THE deadlock between the major political parties over how to conduct the delimitation of constituencies after the latest census is an entirely unnecessary controversy that can, if prolonged, impact the election timeline. As such, all the parties that have staked out tough positions now need to step back and consider the bigger picture. Ensuring that the census count is accurate and its results have the confidence of all major stakeholders, particularly the political parties, is undoubtedly crucial — especially considering the electoral as well as the resource-allocation implications of the data. But the parties must make sure that the ongoing debates about the veracity of the data should not be allowed to put the election itself in the balance. The consolidation of democracy is far from complete. Peaceful elections and the handover of power — after completing the full parliamentary term of five years for the second time in this nation’s history — to the next civilian government is the bigger picture here. All other issues should be seen in light of this.
The census data impacts the electoral exercise in three important ways. First, there is the question of the total number of seats in the national and provincial legislatures, which are pegged on the country’s population. Second is the share of seats in the National Assembly belonging to each province, which is pegged on each province’s population as a proportion of the total. The third is the delimitation of constituencies on the basis of the population headcount to ensure that there is no great disparity in the number of voters from one constituency to the next. It appears that a consensus exists between all the parties on the first point to freeze the number of seats in the National Assembly for the time being. There’s also limited contention on the second point, except for Sindh where the provincial assembly has expressed its disapproval of the census numbers for the province. The main point of contention is the third — the delimitation of constituencies along the lines suggested by the new data.

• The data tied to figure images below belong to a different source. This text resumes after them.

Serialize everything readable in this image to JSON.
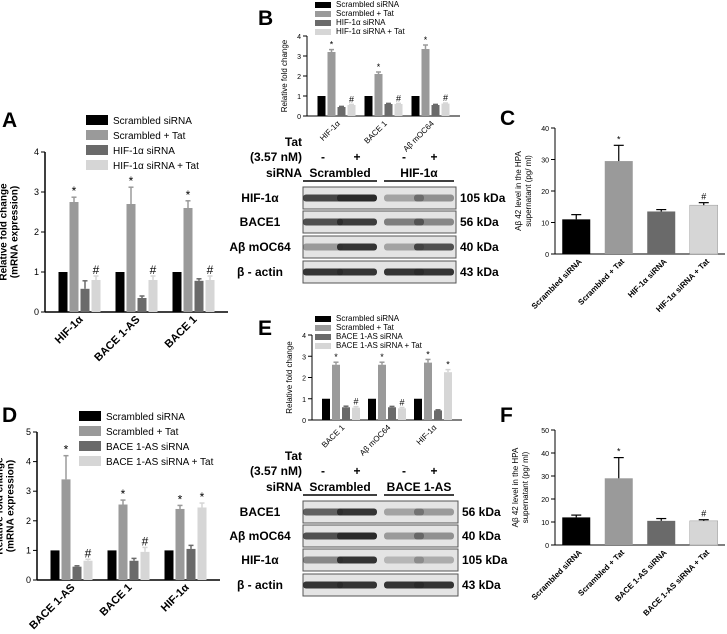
{
  "panels": {
    "A": "A",
    "B": "B",
    "C": "C",
    "D": "D",
    "E": "E",
    "F": "F"
  },
  "colors": {
    "black": "#000000",
    "mid_gray": "#9a9a9a",
    "dark_gray": "#6a6a6a",
    "light_gray": "#d6d6d6",
    "blot_band": "#2a2a2a"
  },
  "legend_hif": [
    "Scrambled siRNA",
    "Scrambled + Tat",
    "HIF-1α siRNA",
    "HIF-1α siRNA + Tat"
  ],
  "legend_bace": [
    "Scrambled siRNA",
    "Scrambled + Tat",
    "BACE 1-AS siRNA",
    "BACE 1-AS siRNA + Tat"
  ],
  "blot_B": {
    "tat_label": "Tat",
    "dose_label": "(3.57 nM)",
    "sirna_label": "siRNA",
    "treat": [
      "-",
      "+",
      "-",
      "+"
    ],
    "groups": [
      "Scrambled",
      "HIF-1α"
    ],
    "rows": [
      {
        "name": "HIF-1α",
        "kda": "105 kDa"
      },
      {
        "name": "BACE1",
        "kda": "56 kDa"
      },
      {
        "name": "Aβ mOC64",
        "kda": "40 kDa"
      },
      {
        "name": "β - actin",
        "kda": "43 kDa"
      }
    ]
  },
  "blot_E": {
    "tat_label": "Tat",
    "dose_label": "(3.57 nM)",
    "sirna_label": "siRNA",
    "treat": [
      "-",
      "+",
      "-",
      "+"
    ],
    "groups": [
      "Scrambled",
      "BACE 1-AS"
    ],
    "rows": [
      {
        "name": "BACE1",
        "kda": "56 kDa"
      },
      {
        "name": "Aβ mOC64",
        "kda": "40 kDa"
      },
      {
        "name": "HIF-1α",
        "kda": "105 kDa"
      },
      {
        "name": "β - actin",
        "kda": "43 kDa"
      }
    ]
  },
  "chart_data": [
    {
      "panel": "A",
      "type": "bar",
      "ylabel": "Relative fold change\n(mRNA expression)",
      "ylim": [
        0,
        4
      ],
      "yticks": [
        0,
        1,
        2,
        3,
        4
      ],
      "categories": [
        "HIF-1α",
        "BACE 1-AS",
        "BACE 1"
      ],
      "series": [
        {
          "name": "Scrambled siRNA",
          "values": [
            1.0,
            1.0,
            1.0
          ],
          "errors": [
            0,
            0,
            0
          ]
        },
        {
          "name": "Scrambled + Tat",
          "values": [
            2.75,
            2.7,
            2.6
          ],
          "errors": [
            0.12,
            0.42,
            0.18
          ]
        },
        {
          "name": "HIF-1α siRNA",
          "values": [
            0.58,
            0.35,
            0.78
          ],
          "errors": [
            0.2,
            0.05,
            0.05
          ]
        },
        {
          "name": "HIF-1α siRNA + Tat",
          "values": [
            0.8,
            0.8,
            0.8
          ],
          "errors": [
            0.1,
            0.1,
            0.1
          ]
        }
      ],
      "annotations": [
        [
          "",
          "*",
          "",
          "#"
        ],
        [
          "",
          "*",
          "",
          "#"
        ],
        [
          "",
          "*",
          "",
          "#"
        ]
      ]
    },
    {
      "panel": "B",
      "type": "bar",
      "ylabel": "Relative fold change",
      "ylim": [
        0,
        4
      ],
      "yticks": [
        0,
        1,
        2,
        3,
        4
      ],
      "categories": [
        "HIF-1α",
        "BACE 1",
        "Aβ mOC64"
      ],
      "series": [
        {
          "name": "Scrambled siRNA",
          "values": [
            1.0,
            1.0,
            1.0
          ],
          "errors": [
            0,
            0,
            0
          ]
        },
        {
          "name": "Scrambled + Tat",
          "values": [
            3.2,
            2.1,
            3.35
          ],
          "errors": [
            0.12,
            0.1,
            0.2
          ]
        },
        {
          "name": "HIF-1α siRNA",
          "values": [
            0.45,
            0.6,
            0.55
          ],
          "errors": [
            0.03,
            0.03,
            0.03
          ]
        },
        {
          "name": "HIF-1α siRNA + Tat",
          "values": [
            0.55,
            0.6,
            0.62
          ],
          "errors": [
            0.03,
            0.03,
            0.03
          ]
        }
      ],
      "annotations": [
        [
          "",
          "*",
          "",
          "#"
        ],
        [
          "",
          "*",
          "",
          "#"
        ],
        [
          "",
          "*",
          "",
          "#"
        ]
      ]
    },
    {
      "panel": "C",
      "type": "bar",
      "ylabel": "Aβ 42 level in the HPA\nsupernatant (pg/ ml)",
      "ylim": [
        0,
        40
      ],
      "yticks": [
        0,
        10,
        20,
        30,
        40
      ],
      "categories": [
        "Scrambled siRNA",
        "Scrambled + Tat",
        "HIF-1α siRNA",
        "HIF-1α siRNA + Tat"
      ],
      "values": [
        11,
        29.5,
        13.5,
        15.5
      ],
      "errors": [
        1.5,
        5,
        0.6,
        0.8
      ],
      "annotations": [
        "",
        "*",
        "",
        "#"
      ]
    },
    {
      "panel": "D",
      "type": "bar",
      "ylabel": "Relative fold change\n(mRNA expression)",
      "ylim": [
        0,
        5
      ],
      "yticks": [
        0,
        1,
        2,
        3,
        4,
        5
      ],
      "categories": [
        "BACE 1-AS",
        "BACE 1",
        "HIF-1α"
      ],
      "series": [
        {
          "name": "Scrambled siRNA",
          "values": [
            1.0,
            1.0,
            1.0
          ],
          "errors": [
            0,
            0,
            0
          ]
        },
        {
          "name": "Scrambled + Tat",
          "values": [
            3.4,
            2.55,
            2.4
          ],
          "errors": [
            0.8,
            0.15,
            0.12
          ]
        },
        {
          "name": "BACE 1-AS siRNA",
          "values": [
            0.45,
            0.65,
            1.05
          ],
          "errors": [
            0.03,
            0.08,
            0.12
          ]
        },
        {
          "name": "BACE 1-AS siRNA + Tat",
          "values": [
            0.65,
            0.95,
            2.45
          ],
          "errors": [
            0.05,
            0.15,
            0.15
          ]
        }
      ],
      "annotations": [
        [
          "",
          "*",
          "",
          "#"
        ],
        [
          "",
          "*",
          "",
          "#"
        ],
        [
          "",
          "*",
          "",
          "*"
        ]
      ]
    },
    {
      "panel": "E",
      "type": "bar",
      "ylabel": "Relative fold change",
      "ylim": [
        0,
        4
      ],
      "yticks": [
        0,
        1,
        2,
        3,
        4
      ],
      "categories": [
        "BACE 1",
        "Aβ mOC64",
        "HIF-1α"
      ],
      "series": [
        {
          "name": "Scrambled siRNA",
          "values": [
            1.0,
            1.0,
            1.0
          ],
          "errors": [
            0,
            0,
            0
          ]
        },
        {
          "name": "Scrambled + Tat",
          "values": [
            2.6,
            2.6,
            2.7
          ],
          "errors": [
            0.12,
            0.12,
            0.15
          ]
        },
        {
          "name": "BACE 1-AS siRNA",
          "values": [
            0.6,
            0.6,
            0.45
          ],
          "errors": [
            0.05,
            0.04,
            0.03
          ]
        },
        {
          "name": "BACE 1-AS siRNA + Tat",
          "values": [
            0.58,
            0.55,
            2.25
          ],
          "errors": [
            0.05,
            0.04,
            0.12
          ]
        }
      ],
      "annotations": [
        [
          "",
          "*",
          "",
          "#"
        ],
        [
          "",
          "*",
          "",
          "#"
        ],
        [
          "",
          "*",
          "",
          "*"
        ]
      ]
    },
    {
      "panel": "F",
      "type": "bar",
      "ylabel": "Aβ 42 level in the HPA\nsupernatant (pg/ ml)",
      "ylim": [
        0,
        50
      ],
      "yticks": [
        0,
        10,
        20,
        30,
        40,
        50
      ],
      "categories": [
        "Scrambled siRNA",
        "Scrambled + Tat",
        "BACE 1-AS siRNA",
        "BACE 1-AS siRNA + Tat"
      ],
      "values": [
        12,
        29,
        10.5,
        10.5
      ],
      "errors": [
        1,
        9,
        1,
        0.5
      ],
      "annotations": [
        "",
        "*",
        "",
        "#"
      ]
    }
  ]
}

There are strong grounds to argue that the elections should go forward on the basis of the 1998 census data to give more time to sort out differences among the parties. Some might argue that the law requires the elections to be held under the latest census information, but that requirement applies to the latest officially published data only. The publication of the latest census data can be delayed till after the elections, yielding enough time to run sample surveys in select areas to verify the findings of the census before finalising it. At this point, the timely conduct of elections is a bigger priority than the verification of census data, and if one of these has to be postponed in favour of the other, the parties should agree that the elections come first.